E’ opinione comune che le piccole e medie imprese siano quelle che, insieme ai dipendenti, pagano il prezzo più alto della crisi.
Alle migliaia di posti di lavoro in meno, si aggiunge il peso dell’indebitamento bancario, l’aumento delle difficoltà di incasso sulle forniture e i lavori e delle procedure di fallimenti, il crollo degli investimenti e dei leasing, l’usura in agguato.
E’ opinione altrettanto comune, ma questa volta fuorviante, che nelle grandi imprese l’utilizzo della cassa integrazione e dei contratti di solidarietà abbia consentito di salvare l’occupazione, mentre nelle imprese di minori dimensioni l’occupazione è a rischio anche a causa della non conoscenza di uno strumento nuovo come la cassa integrazione in deroga.
Nel nostro territorio è evidente che, se si eccettua l’oggettiva maggiore difficoltà connessa alle ridotte dimensioni d’impresa, le PMI, grazie al senso di responsabilità di associazioni imprenditoriali e sindacati, sono riuscite a mantenere la coesione sociale nell’annus horribilis 2009 e in questo scorcio di 2010, non certo mirabilis. E proprio gli ammortizzatori sociali in deroga sono diventati l’ultimo baluardo per mantenere la coesione sociale nella provincia di Matera.

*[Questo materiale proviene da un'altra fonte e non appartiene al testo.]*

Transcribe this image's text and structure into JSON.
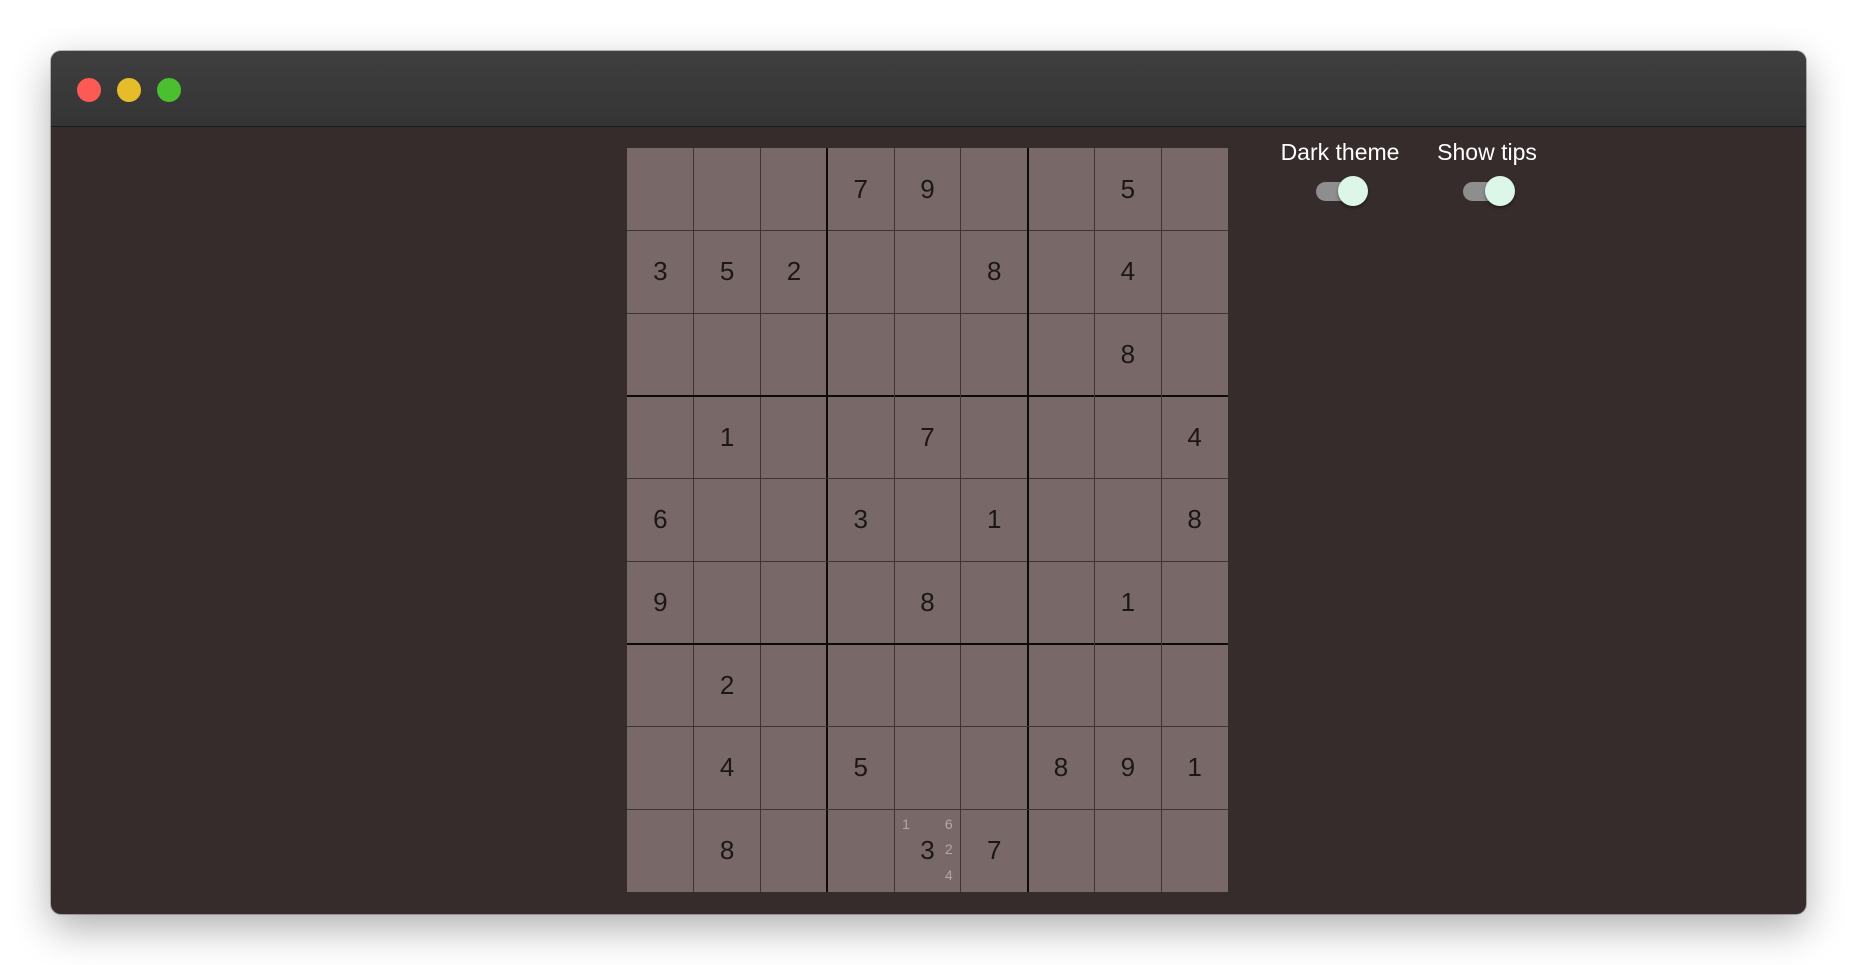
{
  "window": {
    "controls": [
      "close",
      "minimize",
      "maximize"
    ]
  },
  "settings": [
    {
      "label": "Dark theme",
      "on": true
    },
    {
      "label": "Show tips",
      "on": true
    }
  ],
  "board": {
    "rows": [
      [
        "",
        "",
        "",
        "7",
        "9",
        "",
        "",
        "5",
        ""
      ],
      [
        "3",
        "5",
        "2",
        "",
        "",
        "8",
        "",
        "4",
        ""
      ],
      [
        "",
        "",
        "",
        "",
        "",
        "",
        "",
        "8",
        ""
      ],
      [
        "",
        "1",
        "",
        "",
        "7",
        "",
        "",
        "",
        "4"
      ],
      [
        "6",
        "",
        "",
        "3",
        "",
        "1",
        "",
        "",
        "8"
      ],
      [
        "9",
        "",
        "",
        "",
        "8",
        "",
        "",
        "1",
        ""
      ],
      [
        "",
        "2",
        "",
        "",
        "",
        "",
        "",
        "",
        ""
      ],
      [
        "",
        "4",
        "",
        "5",
        "",
        "",
        "8",
        "9",
        "1"
      ],
      [
        "",
        "8",
        "",
        "",
        "3",
        "7",
        "",
        "",
        ""
      ]
    ],
    "tips": [
      {
        "row": 8,
        "col": 4,
        "candidates": [
          "1",
          "6",
          "2",
          "4"
        ]
      }
    ]
  },
  "colors": {
    "window_bg": "#352c2b",
    "cell_bg": "#796868",
    "digit": "#1c1616",
    "tip_digit": "#b3a7a7",
    "toggle_thumb": "#dcf6e8",
    "toggle_track": "#8e8e8e"
  }
}
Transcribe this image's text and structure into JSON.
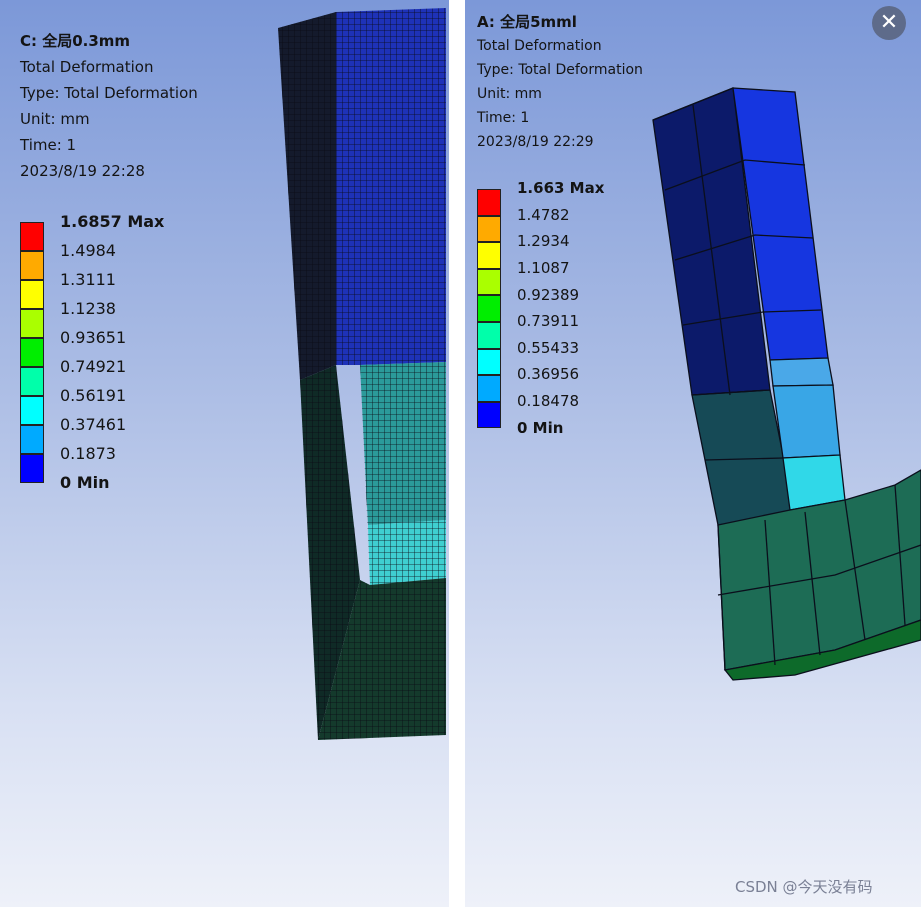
{
  "panel_c": {
    "title": "C: 全局0.3mm",
    "result_name": "Total Deformation",
    "type_line": "Type: Total Deformation",
    "unit_line": "Unit: mm",
    "time_line": "Time: 1",
    "timestamp": "2023/8/19 22:28",
    "legend": {
      "max_label": "1.6857 Max",
      "labels": [
        "1.4984",
        "1.3111",
        "1.1238",
        "0.93651",
        "0.74921",
        "0.56191",
        "0.37461",
        "0.1873"
      ],
      "min_label": "0 Min"
    }
  },
  "panel_a": {
    "title": "A: 全局5mml",
    "result_name": "Total Deformation",
    "type_line": "Type: Total Deformation",
    "unit_line": "Unit: mm",
    "time_line": "Time: 1",
    "timestamp": "2023/8/19 22:29",
    "legend": {
      "max_label": "1.663 Max",
      "labels": [
        "1.4782",
        "1.2934",
        "1.1087",
        "0.92389",
        "0.73911",
        "0.55433",
        "0.36956",
        "0.18478"
      ],
      "min_label": "0 Min"
    }
  },
  "legend_colors": [
    "#ff0000",
    "#ffaa00",
    "#ffff00",
    "#aaff00",
    "#00ee00",
    "#00ffaa",
    "#00ffff",
    "#00aaff",
    "#0000ff"
  ],
  "close_button": {
    "icon": "close-icon",
    "glyph": "✕"
  },
  "watermark": "CSDN @今天没有码"
}
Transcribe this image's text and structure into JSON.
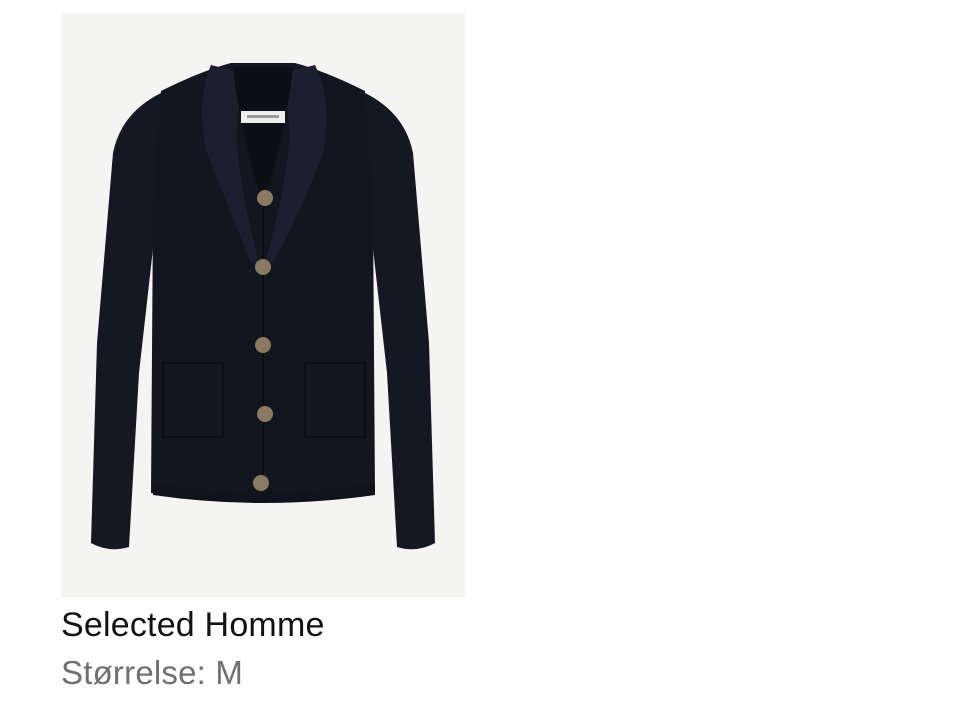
{
  "product": {
    "brand": "Selected Homme",
    "size_label": "Størrelse:",
    "size_value": "M",
    "image_icon": "cardigan-photo",
    "colors": {
      "garment": "#12161f",
      "background": "#f4f4f3",
      "button": "#8a7a62",
      "size_text": "#707070",
      "brand_text": "#121212"
    }
  }
}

Non bisogna neanche sottovalutare il lavoro delle parti sociali. Durante i periodi di crisi dell’economia le associazioni imprenditoriali e i sindacati sono più deboli, perdono parte del loro potere perché si trovano a gestire non più ricchezza e posti di lavoro, ma chiusure aziendali e licenziamenti.
Che cosa fanno allora le associazioni imprenditoriali in queste condizioni? Si ripiegano sulla tutela dell’esistente, cioè su politiche difensive volte a salvare le aziende sopravvissute e i loro dipendenti. Vengono quindi ridotte le attività di marketing territoriale e di attrazione di nuovi investimenti dall’esterno, portate avanti prima del 2005, e incrementate le politiche di tutela dell’esistente.
L’aspetto più drammatico di questa crisi, tuttavia, non è tanto la caduta della domanda, quanto il fatto che si stanno logorando i legami tra le persone e tra le imprese, i rapporti sono sempre più precari, non ci si fida più di nessuno: le banche non fanno credito alle aziende, le aziende non pagano i fornitori, i fornitori licenziano gli operai o li collocano in cassa integrazione, gli operai non consumano. Si crea quindi una spirale perversa che danneggia l’economia, ma soprattutto i rapporti interpersonali.
Le associazioni imprenditoriali dunque hanno fatto un lavoro importante per mantenere il legame tra le persone, in modo da adeguarle ai rapidi cambiamenti intervenuti. E’ lo Stato piuttosto a non essersi dimostrato un partner affidabile, con molte promesse fatte a fronte di pochissime risorse destinate. Adesso il Decreto Sviluppo promette risorse per alcuni settori in crisi, tra cui l’edilizia. Staremo a vedere. Intanto è certo che le grandi aziende possono contare sullo Stato come garante, mentre le piccole imprese possono salvarsi solo se si mettono in rete, ragionano nella logica di un sistema integrato e rinsaldano quei legami fiduciari di cui si parlava.